A ses côtés, l’on voit s’activer sa fille (Michelle Dockery) enceinte jusqu’au cou ainsi que son ex-femme (Harriet Walter, très subtile) à qui il révèle peu à peu ses fautes et ses remords. L’on découvre également Veronica, l’amour de ses vingts ans, interprétée avec pudeur par Charlotte Rampling : naturellement amère et énigmatique, l’actrice réussit à conférer à cette mystérieuse Veronica un magnétisme désarmant.

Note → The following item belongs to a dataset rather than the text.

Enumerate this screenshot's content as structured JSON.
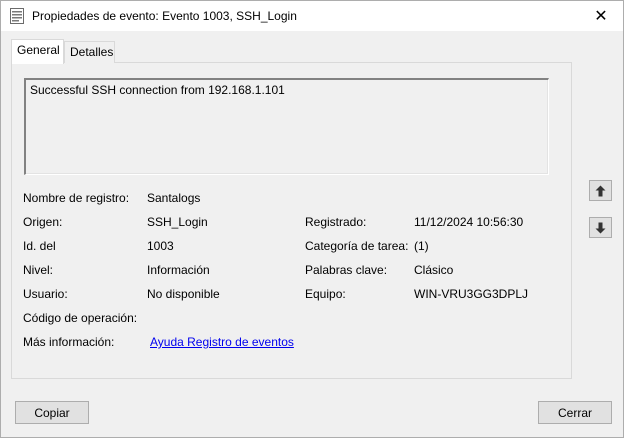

Le film se déroule sur deux époques différentes tissées de flashbacks et de souvenirs. L’on passe ainsi de la grisaille du XXIe siècle aux couleurs pop-rock des années 60 sur lesquelles le réalisateur jette un regard mélancolique.
Transportés dans la mouvance poétique des Sixties l’on comprend pourquoi le jeune Tony (Billy Howle) est tombé amoureux fou de sa Veronica (Freya Mavor): blonde, séduisante et aguicheuse à souhait, la belle lui a fait croire au nirvâna ! Elle a, de plus, officiellement présenté le candide Tony à ses parents… Comment expliquer alors qu’elle décide du jour au lendemain de le tromper avec son meilleur ami ? Désemparé face à un tel acte, Tony prendra la plume et scellera sans le savoir le destin de chacun des protagonistes de cette histoire…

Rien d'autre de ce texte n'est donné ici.